Yoehzer Yeeftahk said that outside the state’s big urban centers with diverse populations — Atlanta and Savannah, for instance — “black folks really aren’t welcome.” He said he felt this personally when he lived in the smaller towns Munroe and La Grange, which he referred to as a “police terror state.”
“When the cops hit the block, all the young boys scatter, and it ain’t because they’re doing nothing. They really are afraid,” he said. “I never drove a car there, I walked everywhere, and I was stopped on foot at least 10 times. My name was taken every time I was stopped, but they never gave a reason why they were stopping me. They created an atmosphere of intimidation where they were constantly putting people on edge. A psychiatrist would call that abuse.”

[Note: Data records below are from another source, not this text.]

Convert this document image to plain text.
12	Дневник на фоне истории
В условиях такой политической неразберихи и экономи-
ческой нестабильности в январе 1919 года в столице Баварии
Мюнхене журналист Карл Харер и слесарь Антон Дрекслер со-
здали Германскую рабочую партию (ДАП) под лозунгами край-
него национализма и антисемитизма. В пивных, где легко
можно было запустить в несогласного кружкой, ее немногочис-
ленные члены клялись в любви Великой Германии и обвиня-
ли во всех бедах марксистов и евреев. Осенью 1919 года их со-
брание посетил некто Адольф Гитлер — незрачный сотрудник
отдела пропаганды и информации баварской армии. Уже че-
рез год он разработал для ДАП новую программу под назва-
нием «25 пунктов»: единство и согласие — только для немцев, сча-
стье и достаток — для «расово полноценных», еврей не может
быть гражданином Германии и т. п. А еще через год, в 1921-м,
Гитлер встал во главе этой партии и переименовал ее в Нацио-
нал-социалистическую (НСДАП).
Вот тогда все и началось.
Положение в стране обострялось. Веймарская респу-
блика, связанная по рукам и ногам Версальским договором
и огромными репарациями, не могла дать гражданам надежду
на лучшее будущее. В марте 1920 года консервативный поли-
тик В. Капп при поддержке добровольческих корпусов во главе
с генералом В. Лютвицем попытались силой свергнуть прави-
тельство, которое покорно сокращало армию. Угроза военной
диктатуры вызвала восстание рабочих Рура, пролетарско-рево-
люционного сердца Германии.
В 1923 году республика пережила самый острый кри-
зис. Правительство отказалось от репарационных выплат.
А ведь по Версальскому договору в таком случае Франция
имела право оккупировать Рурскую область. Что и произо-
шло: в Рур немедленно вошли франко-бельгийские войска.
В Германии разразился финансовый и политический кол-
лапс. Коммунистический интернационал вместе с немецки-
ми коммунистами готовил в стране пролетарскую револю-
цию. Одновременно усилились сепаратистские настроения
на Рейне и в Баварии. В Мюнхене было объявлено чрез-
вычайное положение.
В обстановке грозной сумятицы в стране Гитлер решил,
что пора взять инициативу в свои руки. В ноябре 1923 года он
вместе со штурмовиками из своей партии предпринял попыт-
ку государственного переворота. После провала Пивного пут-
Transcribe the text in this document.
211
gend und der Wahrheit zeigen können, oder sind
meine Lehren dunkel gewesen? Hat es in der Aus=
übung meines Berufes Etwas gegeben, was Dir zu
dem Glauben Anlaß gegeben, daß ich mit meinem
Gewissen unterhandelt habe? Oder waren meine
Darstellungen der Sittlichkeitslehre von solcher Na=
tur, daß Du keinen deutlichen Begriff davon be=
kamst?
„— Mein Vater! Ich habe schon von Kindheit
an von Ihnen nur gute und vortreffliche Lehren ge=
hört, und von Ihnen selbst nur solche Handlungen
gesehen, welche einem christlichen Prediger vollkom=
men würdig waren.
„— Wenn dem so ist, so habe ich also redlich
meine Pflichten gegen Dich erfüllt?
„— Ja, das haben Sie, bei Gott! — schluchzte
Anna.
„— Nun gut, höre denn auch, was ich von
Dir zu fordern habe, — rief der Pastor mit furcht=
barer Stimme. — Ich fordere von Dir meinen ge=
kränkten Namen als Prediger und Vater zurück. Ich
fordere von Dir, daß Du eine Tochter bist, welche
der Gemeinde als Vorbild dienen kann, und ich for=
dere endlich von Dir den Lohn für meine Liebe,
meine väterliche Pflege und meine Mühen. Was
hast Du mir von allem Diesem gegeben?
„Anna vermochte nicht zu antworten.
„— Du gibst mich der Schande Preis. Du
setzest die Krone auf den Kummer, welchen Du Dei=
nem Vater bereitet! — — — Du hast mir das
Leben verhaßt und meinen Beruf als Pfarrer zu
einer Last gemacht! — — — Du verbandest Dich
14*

Energized by activists in Ferguson who continue to protest more than two months after Michael Brown’s death, young and older activists in Atlanta say they will continue to demonstrate and organize block by block.
“Black people in the community have a large stigma against voting, because it seems like it’s never worked for us,” Yeestahk said. “But we have been purposefully misinformed away from how to use that system for ourselves, and every year they come out with some new law directed at black people. But I say, let’s start local. If you can pick your councilman, your mayor, you can enact power. You can call them and say, ‘You represent us.'”
As they pursue voter engagement efforts among communities of color, activists with Southerners on New Ground, It’s Bigger Than You, and other grassroots youth organizations will engage in civil disobedience and other tactics to achieve political and social change.
“I see voting as just one step,” said Yeeftahk. “If the revolution takes 18 steps, you’ve got to do all 18 of them. You can’t skip no steps.”